The Go-Go’s were set to perform at the Lilith Fair show in Phoenix on July 8. On Facebook you posted a message that urged promoters to change the date in protest of the new immigration law in Arizona and the Phoenix show was canceled, and depending on their viewpoint, some blogs blamed/credited you.
Oh, God, that got so blown out of proportion. I posted a status on Facebook, which I thought was the right thing to do, and it was up for maybe five minutes. Our fans said, “Don’t punish us for that stupid law,” and I thought, They’re right, so I took it down. I felt slightly uncomfortable crossing that line that you’re not supposed to cross. I got lots of hate mail about it. I thought it was a free country and I can say what I feel. That wasn’t the reason the date was canceled.
Last year you filmed a public service announcement for marriage equality. Why is this subject so important to you?
My son is gay, and I want the best for him. I don’t understand why gay marriage is such a divisive issue in the first place. My son has political leanings and he’s outspoken about it and he got me riled up, so we filmed the video in our backyard. I’ve always been really opinionated, and I think at this point in my life I don’t have a lot to lose by saying what I feel. These are things I believe in.
Speaking of your son, James Duke, he came out as gay when he was only 15. In your book you mention being shocked and having no idea he was gay. I found this really surprising since you’re so savvy and have been around gay people throughout your career.
Well, I had little hints along the way that maybe he could be gay. Most of my friends are gay and lesbian, but when it’s your own kid it’s different, regardless of how open-minded you are. It took me by surprise. It was shocking and it wasn’t shocking. The first thing I thought about was how difficult it could be for him. The world can be harsh. Once I got over it, I had to think about how to tell my husband. My husband is also very open-minded, but for a lot of men it’s a reflection on their own masculinity. It was a big, intense process. It took six months to a year for the dynamics in our family to adjust, but I wouldn’t want him any other way, honestly.
He’s moving to Los Angeles this summer. What advice have you given him about drugs and avoiding the pitfalls of the city and people who might take advantage of him?
I can’t give him advice. He won’t listen to anything I say. I just get yelled at. I was his age once, and I know how it is. I just tell him to be careful and practice safe sex and try to be smart. I think that everyone has to learn the hard way.
There have been films made recently about other ’70s punks such as Darby Crash and Joan Jett and Cherie Currie. If Lips Unsealed gets the movie treatment, who would you like to see play you?
The first person who comes to mind is Scarlett Johansson. She has an edge and a voluptuous look. That’s who I see. I don’t know when the film would start, so she might be a bit old for it now, but she’s the one I would pick.

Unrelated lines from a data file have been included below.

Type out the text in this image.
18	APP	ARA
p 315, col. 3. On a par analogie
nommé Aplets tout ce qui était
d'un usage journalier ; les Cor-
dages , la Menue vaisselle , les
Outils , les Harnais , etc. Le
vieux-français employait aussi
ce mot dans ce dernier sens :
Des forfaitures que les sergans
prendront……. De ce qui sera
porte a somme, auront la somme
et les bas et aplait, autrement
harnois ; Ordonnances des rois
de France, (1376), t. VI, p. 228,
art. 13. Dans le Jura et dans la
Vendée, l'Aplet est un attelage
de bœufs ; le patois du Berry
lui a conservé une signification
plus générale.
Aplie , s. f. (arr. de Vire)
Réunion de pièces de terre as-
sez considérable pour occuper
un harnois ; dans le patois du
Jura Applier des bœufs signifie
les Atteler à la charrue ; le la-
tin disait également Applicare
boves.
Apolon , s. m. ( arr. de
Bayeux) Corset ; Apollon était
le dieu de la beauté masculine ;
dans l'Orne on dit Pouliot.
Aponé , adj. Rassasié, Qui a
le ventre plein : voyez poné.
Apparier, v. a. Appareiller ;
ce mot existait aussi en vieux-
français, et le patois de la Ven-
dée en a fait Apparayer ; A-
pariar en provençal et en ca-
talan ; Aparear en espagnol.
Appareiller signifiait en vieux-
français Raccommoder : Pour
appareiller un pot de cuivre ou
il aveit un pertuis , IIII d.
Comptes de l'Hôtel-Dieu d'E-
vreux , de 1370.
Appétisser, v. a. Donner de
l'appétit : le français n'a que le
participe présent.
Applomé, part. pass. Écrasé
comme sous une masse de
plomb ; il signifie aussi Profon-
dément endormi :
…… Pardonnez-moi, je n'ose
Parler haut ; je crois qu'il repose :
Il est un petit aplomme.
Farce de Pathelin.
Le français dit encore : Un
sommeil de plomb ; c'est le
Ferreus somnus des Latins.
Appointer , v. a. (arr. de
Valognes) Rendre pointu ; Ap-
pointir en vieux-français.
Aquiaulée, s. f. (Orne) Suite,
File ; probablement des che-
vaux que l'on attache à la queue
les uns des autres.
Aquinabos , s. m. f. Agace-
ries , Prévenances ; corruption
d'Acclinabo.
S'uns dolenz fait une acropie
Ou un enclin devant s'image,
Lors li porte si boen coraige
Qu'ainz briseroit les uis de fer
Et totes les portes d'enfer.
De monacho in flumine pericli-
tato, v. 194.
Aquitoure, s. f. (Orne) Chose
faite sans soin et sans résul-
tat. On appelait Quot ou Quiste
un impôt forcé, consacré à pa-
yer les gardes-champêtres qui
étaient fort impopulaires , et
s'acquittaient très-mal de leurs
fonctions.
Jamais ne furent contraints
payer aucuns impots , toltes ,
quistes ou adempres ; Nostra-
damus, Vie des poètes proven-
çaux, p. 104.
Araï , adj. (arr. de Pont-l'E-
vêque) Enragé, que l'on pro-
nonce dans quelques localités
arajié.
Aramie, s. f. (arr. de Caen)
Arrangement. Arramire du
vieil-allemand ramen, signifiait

There’s an all-male band in L.A. called the Gay-Gay’s, who perform cover versions of your songs. Have you heard about them?
Oh, yeah, I know who they are. I haven’t seen them, but I’ve heard of them. I think it’s hysterical. I love it.
With your final tour with the Go-Go’s coming up and having already published your memoir, what’s next?
I’m going to India for five days. I love to disappear to India. I’m working on my website, Carlisle-Mason.com, so it’s a good way for me to justify the time I spend there. I want to sell beautiful bags, coats, fragrances, home wares, and jewelry from India. Whatever it is I do, I have to be inspired. I don’t know what direction my life is going to take, but if I ever do something musically again, it’ll be inspired.